Unfortunately, just putting the private key on a token isn’t enough. The token’s CSP is still interacting with the whole system (the OS and CryptoAPI), and the entire system still has to be trusted. Putting the private key on a token gives some physical security and makes it harder to steal the key (physical violence notwithstanding), but it doesn’t protect against malicious use, and it doesn’t increase usability. For client-side PKI to be usable, it must behave as expected it must only allow transactions that the client is aware of and approved. If web trust the entire desktop, and users ‘‘clear SSL state’’ or kill their browsers after each session, and application writers include and verify hidden nonces, then web might conclude that client-side PKI works. But these are not reasonable assumptions and as demonstrated, relaxing them even a little yields security trouble.


It should be easy for a browser user to perceive and approve of the use of their private key; it should be easy for an application writer to build on this.

  • ‘‘The path of least resistance’’ for users should result in a secure configuration.
  • The interface should expose ‘‘appropriate boundaries’’ between objects and actions.
  • Things should be authenticated in the user’s name only as of the ‘‘result of an explicit user action that is understood to imply granting.’’
  • One might quip that it has hard to find a principle here that the current paradigm does not violate.
  • In order for client-side PKI to work, these principles should apply to both the client user, as well as the IT staffer setting up a Web page.


Clearly, the web would like to find the minimum number of components that have to be trusted, as this shrinks the number of potential targets. How can we shrink the trust boundary so that buggy desktops which have almost weekly ‘‘Critical Security Updates’’ are not the cornerstone of our secure systems? Trusting just the kernel doesn’t solve the problem. Trusting a separate cryptographic token doesn’t solve the problem.

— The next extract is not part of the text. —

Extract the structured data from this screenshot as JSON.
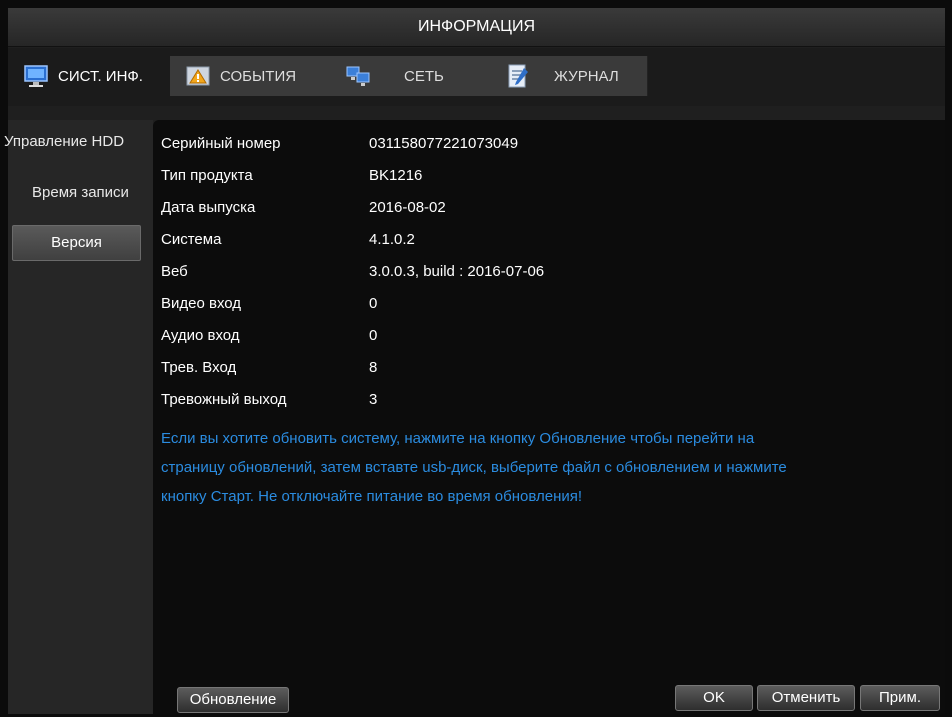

One natural area for further attention is a trusted path.  Web, too, needs trusted paths in the other direction (e.g., a Web equivalent of the ‘‘secure attention key’’) and an easy way for Web service writers to invoke that. This may not be as much of a stretch as one might think; already, the standard browsers depart from the HTML specification and require that a user type a value into a file input tag. (Without this feature, malicious servers can provide content that quietly uploads a file of their choosing.) Wouldn’t an authenticate input tag be much easier than trying to work through cryptographic hidden fields? Adding another level of personal certificate that only was invokable via such a tag (and perhaps even signed something) would help.


On a system level, it is recommended that further examination be given to the module that stores and wields private keys: perhaps a trustable sub-system with a trusted path to the user. As a device that has a very rich and complex interaction with the rest of the world, browsers can often behave in unexpected and unclear ways. Such a device should not be the cornerstone of a secure system. Many researchers have long advocated that private keys are too important to be left exposed on a general-purpose desktop. However, in light of experiments, we might go further and assert that the user interface governing the use of the private key is too important to be left on the desktop and too important to be left to the sole determination of the server programmer, through a content language not designed to resist spoofing.


Experiments show that the natural mental model which arises for client-side PKI is not representative of the actual system’s behavior. This fact, coupled with the underlying assumption that all of the system’s components are trusted, creates opportunities for a number of devastating attacks. Much work is being done in many places to try to bring PKI to users; considerable investment of effort is being focused on the client-side PKI paradigm. We humbly suggest that some of this investment might be better spent rethinking the basic model.